3. Range Aggregation for Pricing Tiers

GET /products/_search
{
  "size": 0,
  "aggs": {
    "price_ranges": {
      "range": {
        "field": "price",
        "ranges": [
          { "to": 50, "key": "budget" },
          { "from": 50, "to": 200, "key": "mid-range" },
          { "from": 200, "key": "premium" }
        ]
      }
    }
  }
}

4. Composite Aggregation for Deep Pagination

GET /events/_search
{
  "size": 0,
  "aggs": {
    "events_by_region": {
      "composite": {
        "size": 100,
        "sources": [
          { "region": { "terms": { "field": "region.keyword" } } },
          { "day": { "date_histogram": { "field": "timestamp", "calendar_interval": "day" } } }
        ]
      }
    }
  }
}

How It Works

1. Terms Aggregation counts unique values using the fielddata or keyword index
2. Bucket Aggregations group documents into intervals (dates, ranges, or custom filters)
3. Metric Aggregations compute statistics (sum, avg, percentiles) within each bucket
4. Composite Keys allow paginating through large aggregation results without missing data

Production Considerations

• Set size: 0 when you only need aggregations, not search hits
• Use keyword subfields for text aggregations to avoid tokenization issues
• Enable eager_global_ordinals on frequently aggregated fields for faster execution
• Consider runtime fields for ad-hoc aggregations on unindexed data

Common Mistakes

• Aggregating on text fields instead of keyword subfields
• Requesting too many buckets with size: 10000, causing memory pressure
• Not using composite aggregations when paginating through large result sets

FAQ

Q: Are Elasticsearch aggregations accurate on large datasets?

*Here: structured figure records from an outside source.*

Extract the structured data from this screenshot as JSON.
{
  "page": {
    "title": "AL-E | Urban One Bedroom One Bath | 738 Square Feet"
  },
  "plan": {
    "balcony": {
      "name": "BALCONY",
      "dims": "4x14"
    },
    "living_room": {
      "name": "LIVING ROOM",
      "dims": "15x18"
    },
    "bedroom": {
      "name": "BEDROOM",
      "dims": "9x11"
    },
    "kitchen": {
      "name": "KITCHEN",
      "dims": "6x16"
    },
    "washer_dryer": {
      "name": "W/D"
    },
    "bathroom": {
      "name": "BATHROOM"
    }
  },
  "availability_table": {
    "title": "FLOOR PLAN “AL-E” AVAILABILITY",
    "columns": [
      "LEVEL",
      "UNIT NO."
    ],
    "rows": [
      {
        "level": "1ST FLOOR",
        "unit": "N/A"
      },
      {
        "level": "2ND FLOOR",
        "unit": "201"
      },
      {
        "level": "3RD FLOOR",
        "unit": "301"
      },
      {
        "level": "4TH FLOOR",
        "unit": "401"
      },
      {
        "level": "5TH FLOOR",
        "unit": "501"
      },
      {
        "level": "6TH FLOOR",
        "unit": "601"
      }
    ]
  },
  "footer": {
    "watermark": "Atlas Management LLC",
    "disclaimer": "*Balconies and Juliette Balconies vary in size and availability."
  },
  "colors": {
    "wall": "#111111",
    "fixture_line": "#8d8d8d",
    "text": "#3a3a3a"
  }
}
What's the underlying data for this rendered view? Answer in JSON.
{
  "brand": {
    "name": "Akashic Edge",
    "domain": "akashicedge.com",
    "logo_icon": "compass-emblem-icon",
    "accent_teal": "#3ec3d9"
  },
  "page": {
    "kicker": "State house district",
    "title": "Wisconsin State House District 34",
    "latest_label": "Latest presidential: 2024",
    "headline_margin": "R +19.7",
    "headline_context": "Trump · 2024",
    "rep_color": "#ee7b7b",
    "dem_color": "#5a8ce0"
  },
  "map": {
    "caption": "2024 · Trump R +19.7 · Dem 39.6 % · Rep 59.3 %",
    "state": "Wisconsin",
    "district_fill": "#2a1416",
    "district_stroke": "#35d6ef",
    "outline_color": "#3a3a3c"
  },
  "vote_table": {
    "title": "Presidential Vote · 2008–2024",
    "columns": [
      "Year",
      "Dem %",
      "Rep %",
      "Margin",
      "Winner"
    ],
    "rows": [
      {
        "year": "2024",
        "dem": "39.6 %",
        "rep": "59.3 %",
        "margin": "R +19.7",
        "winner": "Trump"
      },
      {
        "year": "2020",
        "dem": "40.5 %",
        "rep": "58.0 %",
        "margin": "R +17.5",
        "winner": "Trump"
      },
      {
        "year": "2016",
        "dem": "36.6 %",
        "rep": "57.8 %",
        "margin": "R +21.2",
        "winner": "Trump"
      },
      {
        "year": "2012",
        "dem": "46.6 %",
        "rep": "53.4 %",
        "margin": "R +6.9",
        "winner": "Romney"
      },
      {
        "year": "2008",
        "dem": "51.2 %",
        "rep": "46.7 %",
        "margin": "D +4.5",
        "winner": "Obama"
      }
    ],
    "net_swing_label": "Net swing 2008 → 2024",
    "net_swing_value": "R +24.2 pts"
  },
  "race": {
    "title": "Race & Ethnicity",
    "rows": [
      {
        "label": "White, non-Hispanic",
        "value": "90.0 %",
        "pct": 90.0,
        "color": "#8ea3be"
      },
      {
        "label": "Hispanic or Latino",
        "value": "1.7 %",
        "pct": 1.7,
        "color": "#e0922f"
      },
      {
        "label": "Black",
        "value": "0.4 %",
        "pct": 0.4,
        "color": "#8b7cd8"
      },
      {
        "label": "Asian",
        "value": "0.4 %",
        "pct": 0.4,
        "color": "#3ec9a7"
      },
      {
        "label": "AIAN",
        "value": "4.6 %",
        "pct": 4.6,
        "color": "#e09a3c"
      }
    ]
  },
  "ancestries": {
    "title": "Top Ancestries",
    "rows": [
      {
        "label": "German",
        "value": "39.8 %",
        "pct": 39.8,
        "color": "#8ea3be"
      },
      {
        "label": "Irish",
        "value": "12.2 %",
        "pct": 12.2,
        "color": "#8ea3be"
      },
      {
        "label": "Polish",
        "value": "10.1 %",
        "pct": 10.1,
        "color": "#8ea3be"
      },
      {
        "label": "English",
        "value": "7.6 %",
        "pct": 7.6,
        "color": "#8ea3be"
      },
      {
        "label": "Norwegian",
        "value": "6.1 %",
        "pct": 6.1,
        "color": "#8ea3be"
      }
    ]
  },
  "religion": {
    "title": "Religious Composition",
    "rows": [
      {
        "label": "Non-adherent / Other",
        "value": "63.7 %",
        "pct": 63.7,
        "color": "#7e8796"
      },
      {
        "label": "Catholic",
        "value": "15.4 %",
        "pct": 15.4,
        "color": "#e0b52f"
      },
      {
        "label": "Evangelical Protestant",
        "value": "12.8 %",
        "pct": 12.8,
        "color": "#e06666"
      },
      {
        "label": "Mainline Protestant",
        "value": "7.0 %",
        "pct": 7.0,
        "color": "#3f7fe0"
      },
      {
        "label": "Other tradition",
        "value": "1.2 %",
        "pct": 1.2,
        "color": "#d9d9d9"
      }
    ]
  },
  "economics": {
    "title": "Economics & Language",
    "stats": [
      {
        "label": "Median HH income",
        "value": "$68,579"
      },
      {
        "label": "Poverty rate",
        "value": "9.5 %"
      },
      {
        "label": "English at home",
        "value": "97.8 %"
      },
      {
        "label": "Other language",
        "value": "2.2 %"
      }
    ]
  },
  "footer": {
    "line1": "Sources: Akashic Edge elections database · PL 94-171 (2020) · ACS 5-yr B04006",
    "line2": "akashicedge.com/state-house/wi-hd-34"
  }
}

A: Terms aggregations use approximate counting for top-N. Use shard_size tuning or composite aggregations for exact counts.

Q: Can I combine multiple aggregations in a single query? A: Yes. Elasticsearch supports nested aggregations and sibling pipeline aggregations in the same request.

Q: How do I filter results without affecting aggregation counts? A: Use post_filter to apply search filters after aggregations are computed.